Suleiman was a grandson of the last Fatimid caliph al-Adid , after whose death in 1171 the Sunni vizier Salah ad-Din (Saladin) Yusuf declared the Shiite caliphate in Egypt to be over and assumed sole rule as sultan. His father Daoud († 1207 or 1218) was recognized by loyal followers as the rightful heir to the throne and imam of their Shia, but he spent his entire life in isolated imprisonment in which he succeeded in procreating Suleiman by means of a secretly brought slave. Although he was born in Upper Egypt and raised there under the care of an underground missionary ( dāʿī ) of his Shia, Sultan al-Kamil Muhammad's attention was drawn to him, who had him captured and locked in the citadel of Cairo .

According to the contemporary chronicler Ibn Wasil , who received information about Suleiman through an informant, the Fatimid offspring was said to have been uneducated.

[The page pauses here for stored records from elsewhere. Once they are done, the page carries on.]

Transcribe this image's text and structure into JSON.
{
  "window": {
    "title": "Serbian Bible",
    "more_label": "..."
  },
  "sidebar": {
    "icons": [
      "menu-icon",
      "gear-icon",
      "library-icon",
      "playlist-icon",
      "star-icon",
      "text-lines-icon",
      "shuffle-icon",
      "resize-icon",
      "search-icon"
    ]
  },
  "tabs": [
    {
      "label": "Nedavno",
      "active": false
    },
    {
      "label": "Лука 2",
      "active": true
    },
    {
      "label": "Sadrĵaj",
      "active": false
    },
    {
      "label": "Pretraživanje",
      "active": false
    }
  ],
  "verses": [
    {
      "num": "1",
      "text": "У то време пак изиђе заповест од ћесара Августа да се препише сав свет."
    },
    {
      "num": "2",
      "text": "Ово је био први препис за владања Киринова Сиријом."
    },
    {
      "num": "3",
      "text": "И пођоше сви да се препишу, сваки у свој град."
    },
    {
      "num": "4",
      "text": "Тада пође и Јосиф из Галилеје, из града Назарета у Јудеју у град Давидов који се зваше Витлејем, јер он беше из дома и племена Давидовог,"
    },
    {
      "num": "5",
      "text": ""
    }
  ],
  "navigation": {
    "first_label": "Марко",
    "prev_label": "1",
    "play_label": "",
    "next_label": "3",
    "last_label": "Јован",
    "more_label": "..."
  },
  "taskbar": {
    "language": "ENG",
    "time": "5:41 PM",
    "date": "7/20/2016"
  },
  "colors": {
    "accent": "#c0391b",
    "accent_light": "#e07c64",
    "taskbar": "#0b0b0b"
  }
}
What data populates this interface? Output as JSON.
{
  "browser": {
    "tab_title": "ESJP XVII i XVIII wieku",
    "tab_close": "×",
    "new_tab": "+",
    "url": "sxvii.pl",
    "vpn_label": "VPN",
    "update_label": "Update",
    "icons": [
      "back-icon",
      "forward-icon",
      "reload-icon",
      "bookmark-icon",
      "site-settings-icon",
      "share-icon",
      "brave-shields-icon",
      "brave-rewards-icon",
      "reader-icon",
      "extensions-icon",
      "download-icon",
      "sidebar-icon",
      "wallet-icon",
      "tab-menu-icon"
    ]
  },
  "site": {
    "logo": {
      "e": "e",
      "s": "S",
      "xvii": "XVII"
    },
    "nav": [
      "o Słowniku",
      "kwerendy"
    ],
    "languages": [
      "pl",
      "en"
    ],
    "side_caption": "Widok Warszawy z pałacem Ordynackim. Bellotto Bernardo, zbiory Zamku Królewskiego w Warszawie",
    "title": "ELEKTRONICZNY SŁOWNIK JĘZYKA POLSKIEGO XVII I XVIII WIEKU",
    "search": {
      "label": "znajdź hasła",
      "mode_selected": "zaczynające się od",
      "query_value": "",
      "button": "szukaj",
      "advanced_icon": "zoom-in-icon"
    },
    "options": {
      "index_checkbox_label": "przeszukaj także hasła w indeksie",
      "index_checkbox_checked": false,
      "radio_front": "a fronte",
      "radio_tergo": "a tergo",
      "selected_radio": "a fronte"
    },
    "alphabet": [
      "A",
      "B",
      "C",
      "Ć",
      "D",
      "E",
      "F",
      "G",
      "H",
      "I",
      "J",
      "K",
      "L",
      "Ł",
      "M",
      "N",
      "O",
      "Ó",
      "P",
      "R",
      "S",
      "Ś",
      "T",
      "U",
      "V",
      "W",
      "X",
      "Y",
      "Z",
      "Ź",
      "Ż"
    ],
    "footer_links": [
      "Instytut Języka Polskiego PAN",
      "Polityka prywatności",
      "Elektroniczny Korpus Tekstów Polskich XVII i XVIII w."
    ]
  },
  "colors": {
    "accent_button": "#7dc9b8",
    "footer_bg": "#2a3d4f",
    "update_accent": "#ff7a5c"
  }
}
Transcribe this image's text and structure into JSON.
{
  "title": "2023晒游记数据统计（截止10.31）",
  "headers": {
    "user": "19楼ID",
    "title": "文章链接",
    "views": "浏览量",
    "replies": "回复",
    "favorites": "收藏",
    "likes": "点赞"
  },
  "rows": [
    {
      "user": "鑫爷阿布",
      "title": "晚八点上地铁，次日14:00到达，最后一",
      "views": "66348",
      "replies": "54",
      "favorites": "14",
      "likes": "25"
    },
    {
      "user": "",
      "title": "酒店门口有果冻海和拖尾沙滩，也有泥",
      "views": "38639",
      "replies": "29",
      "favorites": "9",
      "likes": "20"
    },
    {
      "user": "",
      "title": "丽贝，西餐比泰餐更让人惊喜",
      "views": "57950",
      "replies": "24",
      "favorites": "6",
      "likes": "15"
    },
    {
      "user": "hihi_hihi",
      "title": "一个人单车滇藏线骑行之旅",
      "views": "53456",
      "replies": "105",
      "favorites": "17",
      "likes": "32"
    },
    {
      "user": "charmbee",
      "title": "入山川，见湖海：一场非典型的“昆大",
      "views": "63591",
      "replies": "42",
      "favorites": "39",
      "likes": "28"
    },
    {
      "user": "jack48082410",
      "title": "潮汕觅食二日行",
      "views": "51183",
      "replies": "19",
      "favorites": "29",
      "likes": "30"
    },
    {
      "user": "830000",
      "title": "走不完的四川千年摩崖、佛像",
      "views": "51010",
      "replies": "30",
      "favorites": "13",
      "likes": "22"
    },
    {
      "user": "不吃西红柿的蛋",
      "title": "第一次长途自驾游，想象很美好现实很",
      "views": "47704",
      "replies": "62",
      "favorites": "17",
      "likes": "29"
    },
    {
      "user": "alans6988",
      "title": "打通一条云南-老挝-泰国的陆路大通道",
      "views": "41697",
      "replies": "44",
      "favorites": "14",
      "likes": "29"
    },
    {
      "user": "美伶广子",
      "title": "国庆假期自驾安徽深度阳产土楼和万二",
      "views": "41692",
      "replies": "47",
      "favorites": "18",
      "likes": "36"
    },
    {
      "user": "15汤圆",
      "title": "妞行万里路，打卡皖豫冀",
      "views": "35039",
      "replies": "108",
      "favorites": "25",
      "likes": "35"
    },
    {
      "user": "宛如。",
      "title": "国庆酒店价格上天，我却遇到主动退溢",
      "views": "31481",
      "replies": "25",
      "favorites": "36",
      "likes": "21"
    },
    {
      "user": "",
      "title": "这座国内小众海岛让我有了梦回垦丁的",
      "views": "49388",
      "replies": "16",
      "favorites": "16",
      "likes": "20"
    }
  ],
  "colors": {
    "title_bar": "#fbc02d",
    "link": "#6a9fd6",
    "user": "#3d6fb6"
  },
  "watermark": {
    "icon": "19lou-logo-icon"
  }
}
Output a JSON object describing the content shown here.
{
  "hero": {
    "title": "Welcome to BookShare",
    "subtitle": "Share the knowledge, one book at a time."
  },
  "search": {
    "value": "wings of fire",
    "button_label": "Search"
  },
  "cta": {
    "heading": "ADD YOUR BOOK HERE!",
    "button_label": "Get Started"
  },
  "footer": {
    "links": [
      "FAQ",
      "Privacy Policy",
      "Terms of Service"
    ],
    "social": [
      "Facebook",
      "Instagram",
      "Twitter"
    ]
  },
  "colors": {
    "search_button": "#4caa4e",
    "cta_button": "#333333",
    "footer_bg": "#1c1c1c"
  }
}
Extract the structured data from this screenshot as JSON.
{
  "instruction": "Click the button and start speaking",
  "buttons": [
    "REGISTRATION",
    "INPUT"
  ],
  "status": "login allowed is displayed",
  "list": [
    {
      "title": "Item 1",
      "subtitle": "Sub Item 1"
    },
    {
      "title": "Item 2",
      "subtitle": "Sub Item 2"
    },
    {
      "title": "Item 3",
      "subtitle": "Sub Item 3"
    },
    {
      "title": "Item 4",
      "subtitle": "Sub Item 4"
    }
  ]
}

As far as the author is aware, Suleiman died in the citadel in February 1248 without any descendants of his own, but the few remaining followers of his Shia in Egypt are said to have claimed that a son of his had raptured into seclusion ( ġaiba ) , whose return as Imam they have been expecting ever since would. The alleged son Daoud ibn Suleiman ibn Daoud appeared against the rule of the Mamluks in 1298 , but this was probably just an impostor. The Shia of the Hafizi Ismailis existed as the last relic of Ismailishness in North Africa in some small communities of Upper Egypt with a hidden imamate until the 14th century, after which its trace is lost. Today it is considered non-existent.

literature

  • Heinz Halm , caliphs and assassins. Egypt and the Middle East at the time of the First Crusades 1074–1171. Munich: CH Beck, 2014. pp. 298 f, 324 f.
  • Farhad Daftary , The Ismāʿīlīs: Their History and Doctrines. 2nd edition, Cambridge University Press, 2007. pp. 253 f.